Let $L$ be a non-abelian Lie algebra. I need to show that $$\dim(Z(L)) \leq \dim(L) - 2$$
Now, if $\dim(L) = 2$ , then I know that this $L$ is a unique non-abelian Lie algebra such that its centre $Z(L) = 0$. Therefore, I'm done with the trivial case. But how do I prove the above inequality when $\dim(L) > n$ ,($n>2$)?
On
In fact, there is no $n$-dimensional Lie algebra $L$ with $\dim(Z(L))=n-1$. The argument is, as anomaly said, that in this case $L=K\oplus Z(L)$ with a $1$-dimensional Lie algebra $K$ with basis, say, $x$. Then $[x,z]=0$ for all $z\in Z(L)$ and $[x,x]=0$, so that $L=Z(L)$, a contradiction to $\dim(Z(L))=n-1$.
On
[Note: The accepted answer is not quite correct.
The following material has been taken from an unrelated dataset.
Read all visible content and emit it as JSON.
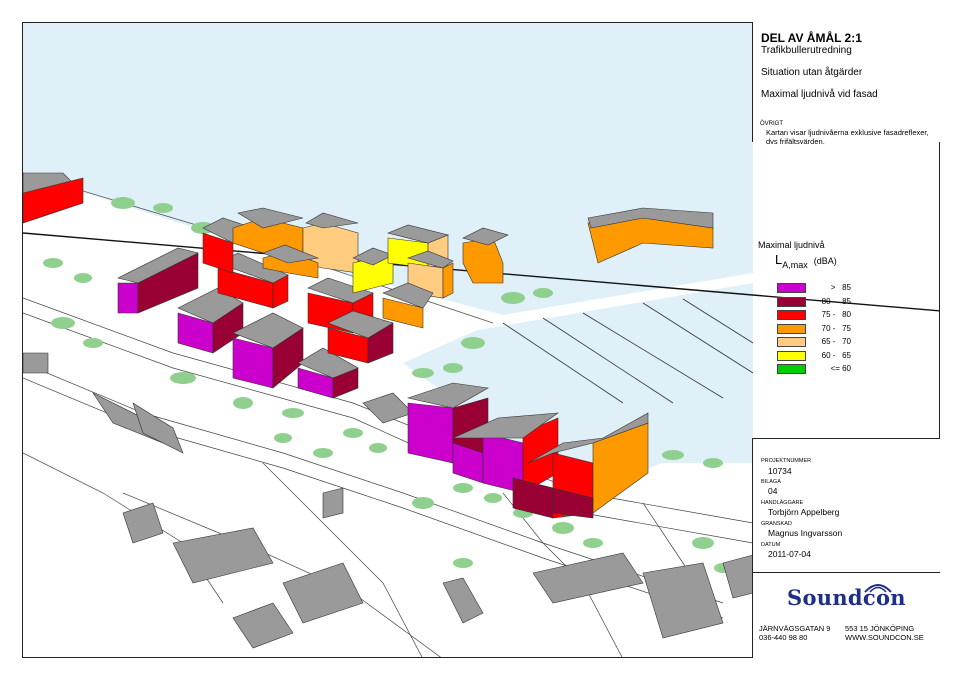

To reference an orthogonal complements we require some kind of non-degenerate form.]
Let $L$ be a finite dimensional non-abelian Lie algebra. Non-abelian means $L \not= Z(L)$, so $\dim(Z(L))<\dim(L)$. It just remains to rule out $\dim(Z(L))=\dim(L)-1$. For sake of contradiction assume this is true.
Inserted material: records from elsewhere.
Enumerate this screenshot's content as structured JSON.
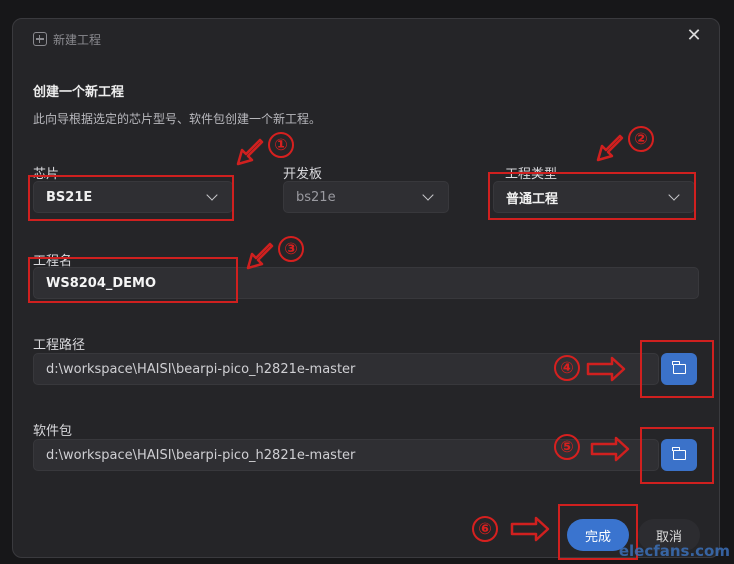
{
  "dialog": {
    "title": "新建工程",
    "title_icon": "new-project-icon",
    "close_icon": "close-icon",
    "heading": "创建一个新工程",
    "description": "此向导根据选定的芯片型号、软件包创建一个新工程。"
  },
  "fields": {
    "chip": {
      "label": "芯片",
      "value": "BS21E"
    },
    "board": {
      "label": "开发板",
      "value": "bs21e"
    },
    "project_type": {
      "label": "工程类型",
      "value": "普通工程"
    },
    "project_name": {
      "label": "工程名",
      "value": "WS8204_DEMO"
    },
    "project_path": {
      "label": "工程路径",
      "value": "d:\\workspace\\HAISI\\bearpi-pico_h2821e-master",
      "browse_icon": "folder-open-icon"
    },
    "package": {
      "label": "软件包",
      "value": "d:\\workspace\\HAISI\\bearpi-pico_h2821e-master",
      "browse_icon": "folder-open-icon"
    }
  },
  "buttons": {
    "done": "完成",
    "cancel": "取消"
  },
  "annotations": {
    "markers": [
      "①",
      "②",
      "③",
      "④",
      "⑤",
      "⑥"
    ],
    "color": "#d0201f"
  },
  "watermark": "elecfans.com"
}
Since $L$ is non-abelian, there is some $x,y \in L$ such that $[x,y] \not=0$. Consider $x+Z(L),y+Z(L) \in L/Z(L)$ (the quotient algebra). Since $\dim(L/Z(L)) = \dim(L)-\dim(Z(L)) = 1$, we must have that one of our cosets is a multiple of the other. Without loss of generality assume $x+Z(L) = c(y+Z(L))$ for some scalar $c$. Then $x+Z(L)=cy+Z(L)$ so $x-cy \in Z(L)$, say $x-cy=z \in Z(L)$. Thus $x=cy+z$. Then $[x,y] = [cy+z,y] = c[y,y]+[z,y]=0$ by alternation and the fact that $z$ is central. This contradicts our assumption that $[x,y]\not=0$. Therefore, $\dim(Z(L))=\dim(L)-1$ is impossible.
Let $x\in Z(L)^\perp$. Then $[x, z] = 0$ for all $z\in Z(L)$, and clearly $[x, x] = 0$. If $\dim Z(L) \geq \dim L - 1$, that forces $L$ to be abelian.